In Zookeeper logs are the following warninngs, too:
2018-02-18 18:20:06,149 [myid:1] - WARN [NIOServerCxn.Factory:0.0.0.0/0.0.0.0:2181:NIOServerCnxn#368] - caught end of stream exception
EndOfStreamException: Unable to read additional data from client sessionid 0x161a94b101f0001, likely client has closed socket
at org.apache.zookeeper.server.NIOServerCnxn.doIO(NIOServerCnxn.java:239)
at org.apache.zookeeper.server.NIOServerCnxnFactory.run(NIOServerCnxnFactory.java:203)
at java.lang.Thread.run(Thread.java:748)
2018-02-18 18:20:06,151 [myid:1] - INFO [NIOServerCxn.Factory:0.0.0.0/0.0.0.0:2181:NIOServerCnxn#1044] - Closed socket connection for client /192.168.1.203:43162 which had sessionid 0x161a94b101f0001
2018-02-18 18:20:06,781 [myid:1] - WARN [NIOServerCxn.Factory:0.0.0.0/0.0.0.0:2181:NIOServerCnxn#368] - caught end of stream exception
EndOfStreamException: Unable to read additional data from client sessionid 0x161a94b101f0002, likely client has closed socket
at org.apache.zookeeper.server.NIOServerCnxn.doIO(NIOServerCnxn.java:239)
at org.apache.zookeeper.server.NIOServerCnxnFactory.run(NIOServerCnxnFactory.java:203)
at java.lang.Thread.run(Thread.java:748)
2018-02-18 18:20:06,782 [myid:1] - INFO [NIOServerCxn.Factory:0.0.0.0/0.0.0.0:2181:NIOServerCnxn#1044] - Closed socket connection for client /192.168.1.201:45330 which had sessionid 0x161a94b101f0002
2018-02-18 18:37:29,127 [myid:1] - INFO [NIOServerCxn.Factory:0.0.0.0/0.0.0.0:2181:NIOServerCnxnFactory#192] - Accepted socket connection from /192.168.1.202:52480
2018-02-18 18:37:29,139 [myid:1] - INFO [NIOServerCxn.Factory:0.0.0.0/0.0.0.0:2181:ZooKeeperServer#942] - Client attempting to establish new session at /192.168.1.202:52480
2018-02-18 18:37:29,143 [myid:1] - INFO [CommitProcessor:1:ZooKeeperServer#687] - Established session 0x161a94b101f0003 with negotiated timeout 30000 for client /192.168.1.202:52480
2018-02-18 18:37:29,432 [myid:1] - INFO [NIOServerCxn.Factory:0.0.0.0/0.0.0.0:2181:NIOServerCnxn#1044] - Closed socket connection for client /192.168.1.202:52480 which had sessionid 0x161a94b101f0003
I think it's because zookeeper can't get heartbeat from Kafka nodes.

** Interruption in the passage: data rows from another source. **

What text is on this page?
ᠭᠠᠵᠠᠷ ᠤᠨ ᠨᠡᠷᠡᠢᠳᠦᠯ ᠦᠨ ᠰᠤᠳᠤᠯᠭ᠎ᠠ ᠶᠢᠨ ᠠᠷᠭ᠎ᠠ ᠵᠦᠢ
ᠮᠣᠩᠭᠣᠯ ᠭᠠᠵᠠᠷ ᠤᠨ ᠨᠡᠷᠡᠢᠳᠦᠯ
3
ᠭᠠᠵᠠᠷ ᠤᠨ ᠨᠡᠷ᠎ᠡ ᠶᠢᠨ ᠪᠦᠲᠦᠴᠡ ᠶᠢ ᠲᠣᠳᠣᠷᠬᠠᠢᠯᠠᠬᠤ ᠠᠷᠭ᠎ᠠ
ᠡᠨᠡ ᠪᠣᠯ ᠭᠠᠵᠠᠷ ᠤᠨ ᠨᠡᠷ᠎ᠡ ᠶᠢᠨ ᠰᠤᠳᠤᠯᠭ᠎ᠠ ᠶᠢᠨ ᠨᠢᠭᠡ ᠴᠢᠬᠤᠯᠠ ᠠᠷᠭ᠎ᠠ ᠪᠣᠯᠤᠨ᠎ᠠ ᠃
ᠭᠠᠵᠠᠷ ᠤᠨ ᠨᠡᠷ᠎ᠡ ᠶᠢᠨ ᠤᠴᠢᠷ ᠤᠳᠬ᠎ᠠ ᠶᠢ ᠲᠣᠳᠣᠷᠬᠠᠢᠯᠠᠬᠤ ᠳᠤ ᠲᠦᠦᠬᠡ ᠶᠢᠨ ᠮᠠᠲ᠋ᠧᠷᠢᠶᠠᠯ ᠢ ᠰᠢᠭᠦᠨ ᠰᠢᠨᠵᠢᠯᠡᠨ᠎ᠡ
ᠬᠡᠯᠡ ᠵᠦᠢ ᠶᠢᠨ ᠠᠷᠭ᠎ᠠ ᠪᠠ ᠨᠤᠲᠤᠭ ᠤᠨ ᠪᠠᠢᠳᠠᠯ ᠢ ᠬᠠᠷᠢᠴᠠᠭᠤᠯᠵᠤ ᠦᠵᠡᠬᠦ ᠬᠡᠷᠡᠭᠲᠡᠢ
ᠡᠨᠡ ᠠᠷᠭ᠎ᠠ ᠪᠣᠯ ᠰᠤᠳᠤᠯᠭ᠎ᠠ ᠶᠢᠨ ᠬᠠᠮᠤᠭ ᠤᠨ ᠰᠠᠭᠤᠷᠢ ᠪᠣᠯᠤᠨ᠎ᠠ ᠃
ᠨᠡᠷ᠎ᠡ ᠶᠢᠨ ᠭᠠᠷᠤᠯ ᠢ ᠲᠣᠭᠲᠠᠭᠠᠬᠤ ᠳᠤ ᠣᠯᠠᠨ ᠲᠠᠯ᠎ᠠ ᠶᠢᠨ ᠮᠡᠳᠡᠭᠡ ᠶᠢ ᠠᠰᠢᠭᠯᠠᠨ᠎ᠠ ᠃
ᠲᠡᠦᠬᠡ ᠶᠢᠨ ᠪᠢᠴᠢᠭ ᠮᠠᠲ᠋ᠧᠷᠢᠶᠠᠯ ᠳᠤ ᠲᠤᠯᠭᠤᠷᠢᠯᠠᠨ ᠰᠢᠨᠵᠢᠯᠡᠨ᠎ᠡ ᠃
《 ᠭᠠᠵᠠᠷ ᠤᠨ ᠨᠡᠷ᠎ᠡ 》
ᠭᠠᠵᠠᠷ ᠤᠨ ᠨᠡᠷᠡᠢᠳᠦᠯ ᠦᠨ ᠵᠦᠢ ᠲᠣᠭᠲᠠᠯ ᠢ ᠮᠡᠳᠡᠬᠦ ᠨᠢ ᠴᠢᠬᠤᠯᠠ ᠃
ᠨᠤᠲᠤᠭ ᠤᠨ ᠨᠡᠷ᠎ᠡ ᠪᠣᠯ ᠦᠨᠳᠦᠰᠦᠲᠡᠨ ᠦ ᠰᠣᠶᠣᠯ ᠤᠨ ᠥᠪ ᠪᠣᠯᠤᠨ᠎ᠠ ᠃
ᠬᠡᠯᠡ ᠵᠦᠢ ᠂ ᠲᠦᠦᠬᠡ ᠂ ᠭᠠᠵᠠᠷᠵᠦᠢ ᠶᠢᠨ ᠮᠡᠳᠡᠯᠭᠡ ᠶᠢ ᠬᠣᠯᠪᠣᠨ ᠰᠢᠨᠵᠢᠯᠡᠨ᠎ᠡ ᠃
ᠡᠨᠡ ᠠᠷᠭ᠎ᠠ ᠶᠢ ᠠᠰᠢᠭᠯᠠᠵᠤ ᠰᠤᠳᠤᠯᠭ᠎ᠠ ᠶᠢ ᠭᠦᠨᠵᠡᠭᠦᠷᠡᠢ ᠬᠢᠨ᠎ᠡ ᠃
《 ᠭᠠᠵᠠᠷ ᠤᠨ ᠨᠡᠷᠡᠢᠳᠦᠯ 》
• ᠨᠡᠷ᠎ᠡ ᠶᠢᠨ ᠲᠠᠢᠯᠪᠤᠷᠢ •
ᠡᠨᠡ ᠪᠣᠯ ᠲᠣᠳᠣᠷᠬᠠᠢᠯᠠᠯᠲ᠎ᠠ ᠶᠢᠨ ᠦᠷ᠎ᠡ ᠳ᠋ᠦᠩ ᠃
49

The followings are Zookeeper zoo.cfg:
tickTime=2000
dataDir=/var/zookeeper/
clientPort=2181
initLimit=5
syncLimit=2
server.1=zookeeper1:2888:3888
server.2=zookeeper2:2888:3888
server.3=zookeeper3:2888:3888
and Kafka server.properties customized setting:
broker.id=1
listeners = PLAINTEXT://kafka1:9092
num.partitions=24
delete.topic.enable=true
default.replication.factor=2
log.dirs=/data/kafka/data
zookeeper.connect=zookeeper1:2181,zookeeper2:2181,zookeeper3:2181
log.retention.hours=168
I use the same zookeeper cluster for Hadoop HA without any problem. I think there is something wrong with the Kafka properties listeners and advertised.listeners. I read the Kafka documentation but couldn't understand their meaning.
In the host file of all OSes, hostnames such that zookeeper1 to zookeeper3 and kafka1 to kafka3 are defined and reachable through ping command. I removed the following lines from hosts:
127.0.0.1 localhost
127.0.1.1 hostname
I think it couldn't cause the problem.
Kafka version: 0.11
Zookeeper version: 3.4.10
Can anyone help?
We were facing a similar issue with Kafka. As #Soheil pointed out it was due to a Major GC running.
When a Major GC runs, then Kafka would sometimes not be able to send heartbeat to zookeeper. For us the Major GC was running almost once every 15 sec. On taking a heap dump, we realized it was due to a Metric Memory Leak in Kafka.